Showing posts with label Comfort Food. Show all posts
Showing posts with label Comfort Food. Show all posts

Wednesday, August 29, 2012

Comfort Food - Salami, Cheese and Bread

As a young man growing up in the San Francisco Bay Area, Marin County and Corte Madera to be specific, I remember going on camping trips and hikes as a Boy Scout and having to pack a lunch/dinner, either to eat while hiking, or while driving to where ever we were camping.  I remember buying a Gallo Dry Salami or Salame, as they say on their website.  The Salamis we bought back then weren't very big, only about six to eight inches long and maybe two across.  Sometimes, a couple of us would split a salami, a chunk of cheese and a French Bread. 

Now, there are two mistakes that you should not make as you imagine this lunch.  First, do not think of Cotto Salami when I mention Dry Salami.  They are utterly and completely different.  Cotto Salami is more like coarse ground bologna with more spice and whole pepper corns.  It is nothing like the heaven that is dry salami.  Nor, should you think of hard salami, which is dry salami's poor cousin.  Hard Salami is close, but not quite there.  Also, you should not compare San Francisco French Bread with the weak stuff they call French Bread in most of the US.  If you have a good bakery in your home town, you may compare it to that, but it will still be missing one key element, sourdough.  There is something about the San Francisco that produces a unique, and delicious sourdough that is used to make the signature French Bread.  San Francisco French Bread is crusty and delicious, and can even give a true French Bread...yes, I mean one from France, a run for its money...and yes, I do know that, as I have tasted both.  I grew up in the Bay Area and then spent two years in France. 

Now, with a true understanding of Salami and Bread, you may finally understand this nostalgic lunch of my childhood.  I have spent years trying to find Salami similar to the Salami of my childhood and the closest I have come is Boar's Head Bianco D'Oro Dry Salami.  It takes me back to my childhood.  I sometimes buy it for my lunch,  along with some of the Boar's Head Black Wax Sharp Cheddar Cheese, which is very good cheese, even better than what I remember buying all those years ago. 

Unfortunately, I have had to give up on good French Bread.  I can buy the Salami and Cheese at a local supermarket, but I have to go to a bakery to get the right French Bread, and it often isn't worth the trouble.  Here in Texas, HEB sells Pan Frances.  I am glad they use the spanish name, because it doesn't really deserve even that.  It is nothing like true French Bread. 

To me, this is an example of comfort food.

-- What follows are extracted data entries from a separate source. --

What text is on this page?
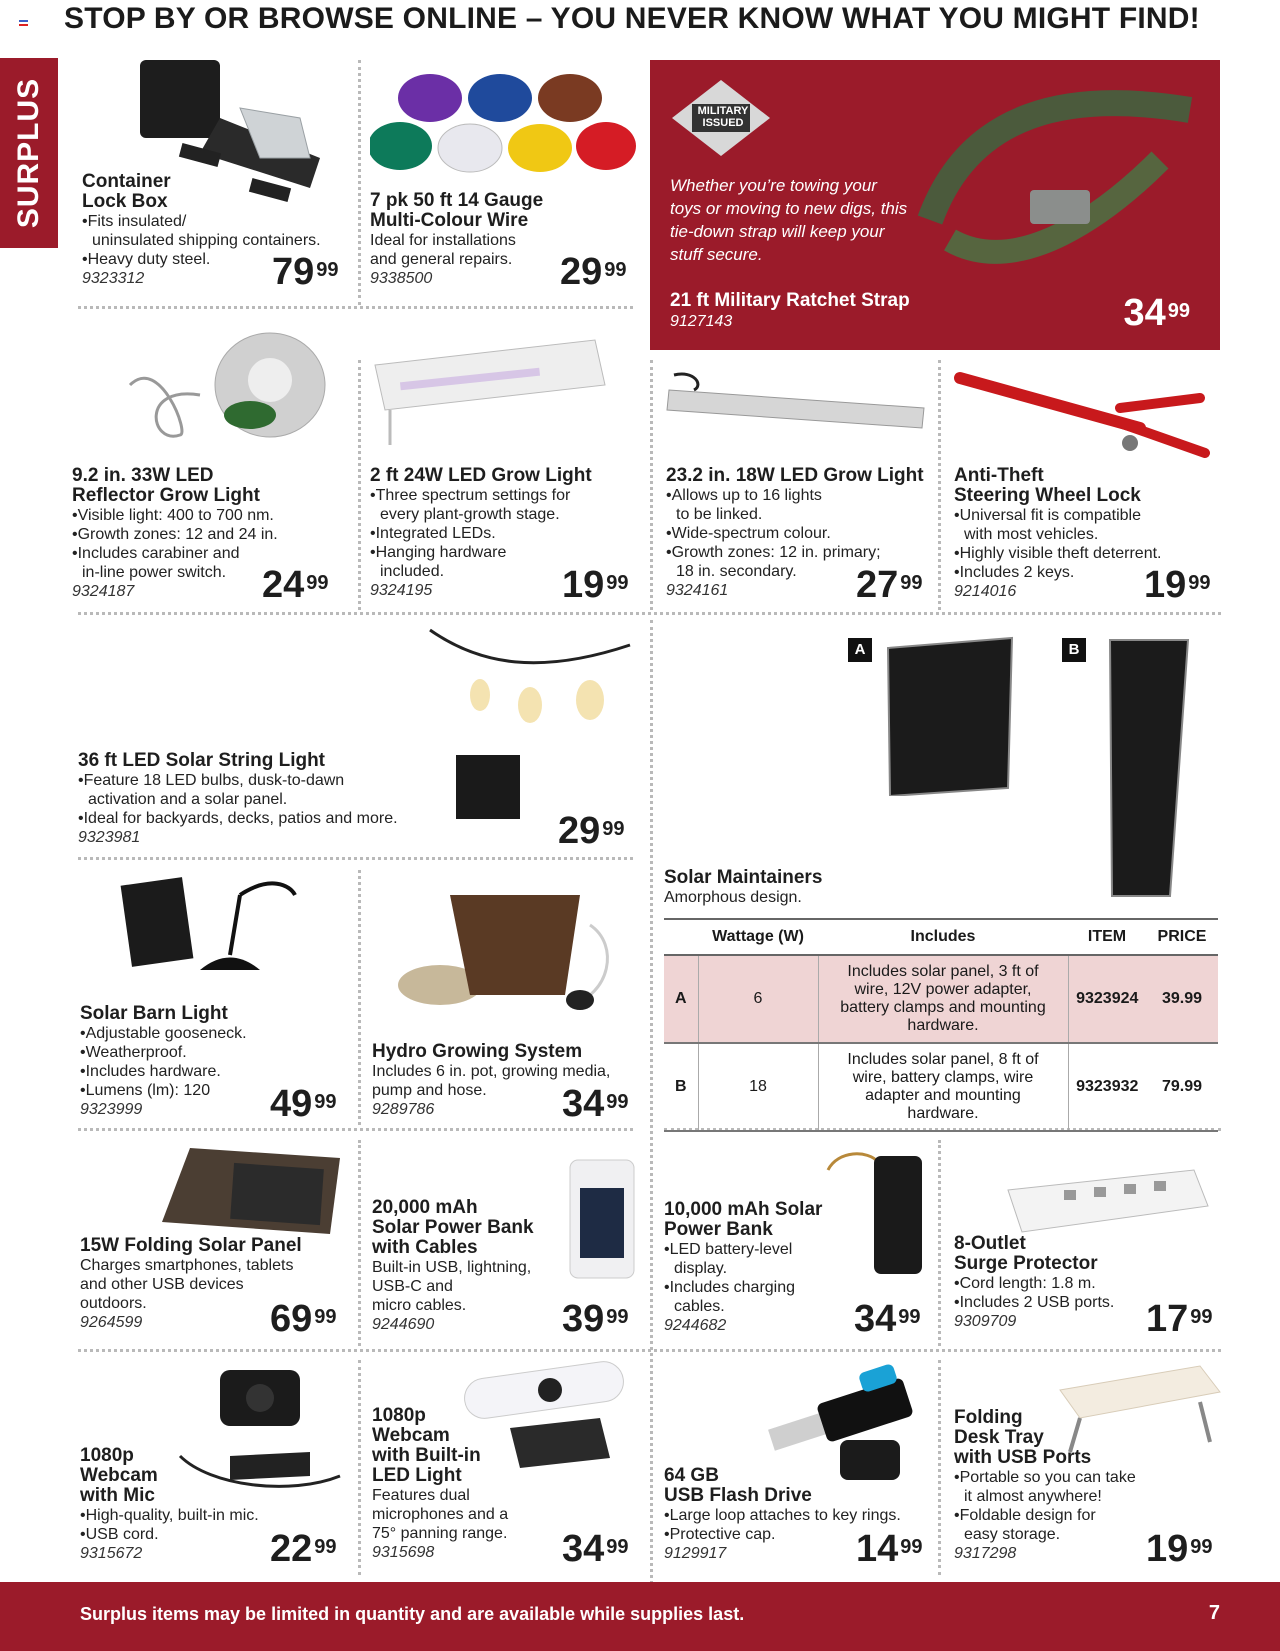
STOP BY OR BROWSE ONLINE – YOU NEVER KNOW WHAT YOU MIGHT FIND!
SURPLUS Container
Lock Box
•Fits insulated/
uninsulated shipping containers.
•Heavy duty steel.
9323312	79 $^{99}$
7 pk 50 ft 14 Gauge
Multi-Colour Wire
Ideal for installations
and general repairs.
9338500	29 $^{99}$
MILITARY
ISSUED
Whether you’re towing your toys or moving to new digs, this tie-down strap will keep your stuff secure.
21 ft Military Ratchet Strap
9127143	34 $^{99}$
9.2 in. 33W LED
Reflector Grow Light
•Visible light: 400 to 700 nm.
•Growth zones: 12 and 24 in.
•Includes carabiner and
in-line power switch.
9324187	24 $^{99}$
2 ft 24W LED Grow Light
•Three spectrum settings for
every plant-growth stage.
•Integrated LEDs.
•Hanging hardware
included.
9324195	19 $^{99}$
23.2 in. 18W LED Grow Light
•Allows up to 16 lights
to be linked.
•Wide-spectrum colour.
•Growth zones: 12 in. primary;
18 in. secondary.
9324161	27 $^{99}$
Anti-Theft
Steering Wheel Lock
•Universal fit is compatible
with most vehicles.
•Highly visible theft deterrent.
•Includes 2 keys.
9214016	19 $^{99}$
36 ft LED Solar String Light
•Feature 18 LED bulbs, dusk-to-dawn
activation and a solar panel.
•Ideal for backyards, decks, patios and more.
9323981	29 $^{99}$
A	B
Solar Maintainers
Amorphous design.
	Wattage (W)	Includes	ITEM	PRICE
A	6	Includes solar panel, 3 ft of wire, 12V power adapter, battery clamps and mounting hardware.	9323924	39.99
B	18	Includes solar panel, 8 ft of wire, battery clamps, wire adapter and mounting hardware.	9323932	79.99
Solar Barn Light
•Adjustable gooseneck.
•Weatherproof.
•Includes hardware.
•Lumens (lm): 120
9323999	49 $^{99}$
Hydro Growing System
Includes 6 in. pot, growing media,
pump and hose.
9289786	34 $^{99}$
15W Folding Solar Panel
Charges smartphones, tablets
and other USB devices
outdoors.
9264599	69 $^{99}$
20,000 mAh
Solar Power Bank
with Cables
Built-in USB, lightning,
USB-C and
micro cables.
9244690	39 $^{99}$
10,000 mAh Solar
Power Bank
•LED battery-level
display.
•Includes charging
cables.
9244682	34 $^{99}$
8-Outlet
Surge Protector
•Cord length: 1.8 m.
•Includes 2 USB ports.
9309709	17 $^{99}$
1080p
Webcam
with Mic
•High-quality, built-in mic.
•USB cord.
9315672	22 $^{99}$
1080p
Webcam
with Built-in
LED Light
Features dual
microphones and a
75° panning range.
9315698	34 $^{99}$
64 GB
USB Flash Drive
•Large loop attaches to key rings.
•Protective cap.
9129917	14 $^{99}$
Folding
Desk Tray
with USB Ports
•Portable so you can take
it almost anywhere!
•Foldable design for
easy storage.
9317298	19 $^{99}$
Surplus items may be limited in quantity and are available while supplies last.	7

Not only do I love it, but I get to relive pleasant moments from my childhood when I eat it.

Sunday, June 10, 2012

Comfort Food

What is comfort food? 

Mac and Cheese?  A good hamburger?  Spaghetti with meat sauce? 

How much of comfort food is cultural, and how much is personal.  On TV, you often hear chefs and presenters talk about comfort food as if it was cultural.  They talk about comfort food as if we all thought that a pot roast with potatoes and gravy was comfort food, but is that really true? 

One part of comfort food seems to be the memories that it evokes.  The roast may be a comfort food because so many of us, at least in my generation (end of the baby boom) had a big roast with potatoes and gravy almost every Sunday.  We saw that on TV and it became a shared cultural icon.  Like a good turkey dinner on Thanksgiving. 

But, I think that many of you are like me, you have comfort foods that aren't part of the larger cultural definition.  It might be something your mother made when you were sick, or the breakfast she made you every morning.  It could be that food that you celebrated big occasions with...now, I don't suppose that beer can really be a comfort food, but that is what many Americans celebrate with. 

Personally, I have some rather strange comfort foods, but they all have one thing in common.  They remind me of a certain time in my life, and were a special treat that I bought for myself.  Fritos and bean dip is one of my comfort foods.  When I get depressed, it is one of a small group of food that I turn to, because once upon a time it made me feel better.  Pizza is another comfort food, at least for me.  It was the food that my friends and I often went out for, sometimes for celebration, sometimes as a reward for moving a friend, and sometimes just because, and when I eat pizza it reminds me of all those good times. 

And, I think those good times are a key ingredient of comfort food.  Sometimes it is the thing we eat when we are flush, and others the thing we eat when we are broke, but in each case, that food becomes connected with a good memory, a comforting memory, and the memory is just as important as the food.